Joseph I (July 26, 1678 – April 17, 1711) was Holy Roman Emperor and ruler of the Austrian Habsburg monarchy from 1705 until his death in 1711. He was the eldest son of Emperor Leopold I from his third wife, Eleonor Magdalene of Neuburg. Joseph was crowned King of Hungary at the age of nine in 1687 and was elected King of the Romans at the age of eleven in 1690. He succeeded to the thrones of Bohemia and the Holy Roman Empire when his father died.
Marriage and lack of heirs

Holy Roman Emperor Joseph I, King of Hungary, Bohemia and Croatia and Archduke of Austria
On February 24, 1699, he married Wilhelmine Amalia of Brunswick-Lüneburg in Vienna. Wilhelmine Amalia was the youngest daughter of Johann Friedrich, Duke of Brunswick-Calenberg, and Princess Benedicta Henrietta of the Palatinate of the Rhine.
They had three children and their only son, Archduke Leopold Joseph, died of hydrocephalus before his first birthday. Joseph had a passion for love affairs (none of which resulted in illegitimate children) and he caught a sexually transmittable disease, probably syphilis, which he passed on to his wife while they were trying to produce a new heir. This incident rendered her sterile.
The Mutual Pact of Succession was devised by Emperor Leopold I, on the occasion of Archduke Charles’s departure for Spain. It stipulated that the claim to the Spanish realms was to be assumed by Archduke Charles, while the right of succession to the rest of the Habsburg hereditary dominions would rest with his elder brother Archduke Joseph, thereby again dividing the House of Habsburg into two lines.
The Pact also specified the succession to the brothers: they would both be succeeded by their respective heirs male but should one of them fail to have a son, the other one would succeed him in all his realms.

Holy Roman Emperor Charles VI, King of Hungary, Bohemia and Croatia and Archduke of Austria
However, should both brothers die leaving no sons, the daughters of the elder brother (Joseph) would have absolute precedence over the daughters of the younger brother (Charles) and the eldest daughter of Joseph would ascend all the Habsburg thrones.
The Mutual Pact of Succession was secretly signed by archdukes Joseph and Charles of Austria, the future emperors of the Holy Roman Empire, in 1703.
In 1700 the senior line of the House of Habsburg became extinct with the death of King Carlos II of Spain.
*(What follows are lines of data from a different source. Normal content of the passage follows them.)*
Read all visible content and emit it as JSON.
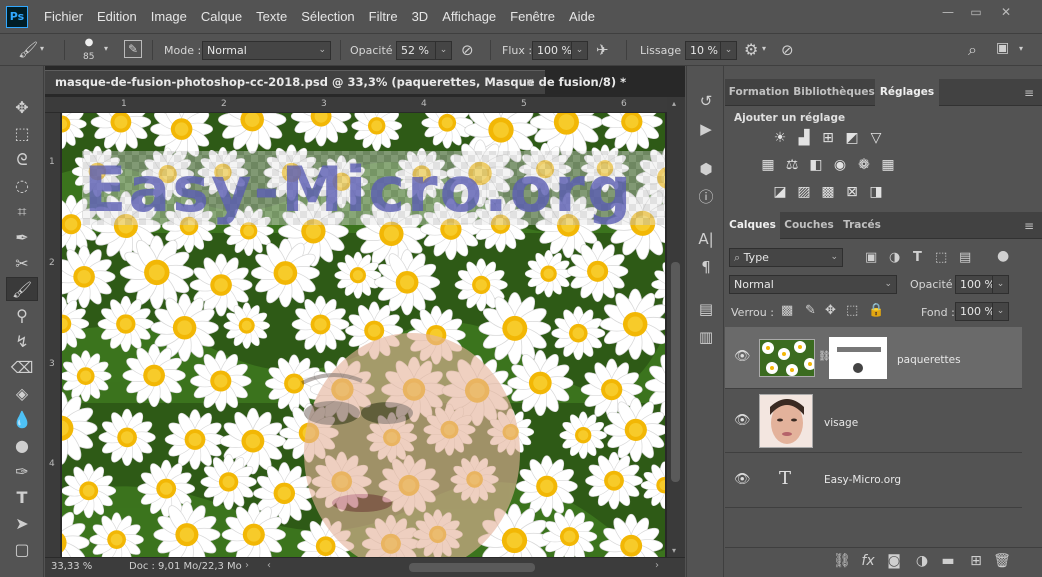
{
  "menu": [
    "Fichier",
    "Edition",
    "Image",
    "Calque",
    "Texte",
    "Sélection",
    "Filtre",
    "3D",
    "Affichage",
    "Fenêtre",
    "Aide"
  ],
  "options": {
    "brush_size": "85",
    "mode_label": "Mode :",
    "mode_value": "Normal",
    "opacity_label": "Opacité :",
    "opacity_value": "52 %",
    "flow_label": "Flux :",
    "flow_value": "100 %",
    "smoothing_label": "Lissage :",
    "smoothing_value": "10 %"
  },
  "document": {
    "tab_title": "masque-de-fusion-photoshop-cc-2018.psd @ 33,3% (paquerettes, Masque de fusion/8) *",
    "close": "×",
    "watermark": "Easy-Micro.org",
    "ruler_top": [
      "1",
      "2",
      "3",
      "4",
      "5",
      "6"
    ],
    "ruler_left": [
      "1",
      "2",
      "3",
      "4"
    ],
    "zoom": "33,33 %",
    "doc_info": "Doc : 9,01 Mo/22,3 Mo"
  },
  "panels": {
    "top_tabs": [
      "Formation",
      "Bibliothèques",
      "Réglages"
    ],
    "adjust_title": "Ajouter un réglage",
    "layer_tabs": [
      "Calques",
      "Couches",
      "Tracés"
    ],
    "filter_type": "Type",
    "blend_mode": "Normal",
    "opacity_label": "Opacité :",
    "opacity_value": "100 %",
    "lock_label": "Verrou :",
    "fill_label": "Fond :",
    "fill_value": "100 %",
    "layers": [
      {
        "name": "paquerettes"
      },
      {
        "name": "visage"
      },
      {
        "name": "Easy-Micro.org"
      }
    ]
  },
  "colors": {
    "accent": "#31a8ff",
    "panel": "#535353",
    "dark": "#282828"
  }
}
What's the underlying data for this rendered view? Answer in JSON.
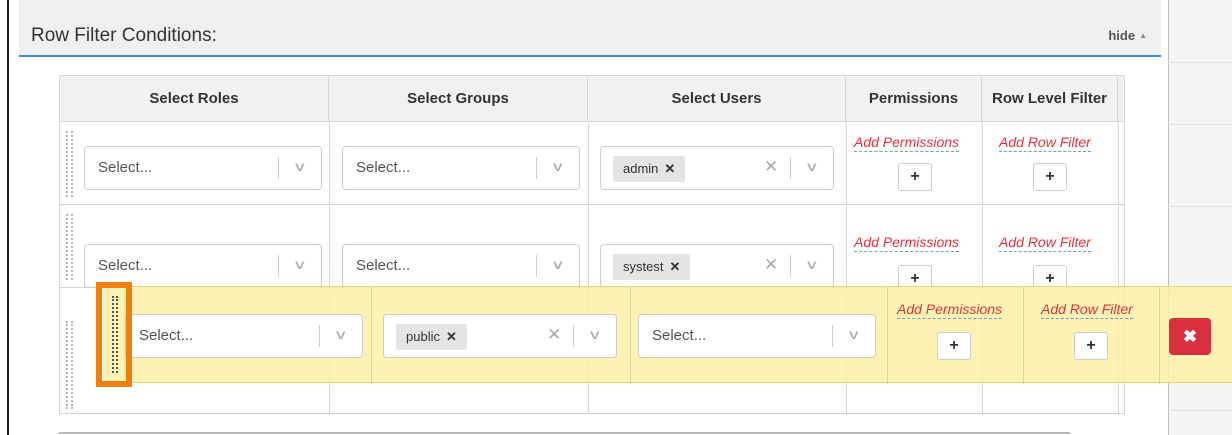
{
  "panel": {
    "title": "Row Filter Conditions:",
    "hide_label": "hide"
  },
  "table": {
    "headers": [
      "Select Roles",
      "Select Groups",
      "Select Users",
      "Permissions",
      "Row Level Filter"
    ],
    "placeholder": "Select...",
    "add_permissions_label": "Add Permissions",
    "add_row_filter_label": "Add Row Filter",
    "plus_label": "+",
    "rows": [
      {
        "roles": "",
        "groups": "",
        "users": "admin"
      },
      {
        "roles": "",
        "groups": "",
        "users": "systest"
      },
      {
        "roles": "",
        "groups": "public",
        "users": ""
      }
    ]
  },
  "drag_row": {
    "roles": "",
    "groups": "public",
    "users": ""
  },
  "icons": {
    "delete": "close-icon",
    "grip": "drag-handle-icon",
    "chevron": "chevron-down-icon",
    "clear": "clear-icon"
  },
  "colors": {
    "accent_red": "#e8313a",
    "drag_highlight": "#f07f12",
    "drag_bg": "#fbf0a8",
    "delete_bg": "#d9303d",
    "panel_underline": "#3d90c7"
  }
}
The War of the Spanish Succession ensued, with Louis XIV of France and Navarre claiming the throne of Spain for his grandson Philippe, Duke of Anjou and Holy Roman Emperor Leopold I claiming them for his son Archduke Charles.
The Kingdom of Portugal, Kingdom of England, Scotland, Ireland and the majority of the Holy Roman Empire endorsed Archduke Charles’s candidature for the Spanish throne.

King Felipe V of Spain
Archduke Charles, as King Carlos III, as he was known, disembarked for his kingdom in 1705, and stayed there for six years, only being able to exercise his rule in Catalonia.
During the smallpox epidemic of 1711, which killed Louis, le Grand Dauphin and three siblings of the future Holy Roman Emperor Franz I, Emperor Joseph became infected. He died on April 17 in the Hofburg Palace. He had previously promised his wife to stop having affairs, should he survive.
At this point Archduke Charles “Carlos III of Spain” returned to Vienna to assume the imperial crown where he was elected as Holy Roman Emperor Charles VI.
Not wanting to see Austria and Spain in personal union again, the new Kingdom of Great Britain withdrew its support from the Austrian coalition, and the War of the Spanish Succession culminated with the Treaties of Utrecht and Rastatt three years later. The former, ratified in 1713, recognised Philippe, Duke of Anjou as King Felipe V of Spain.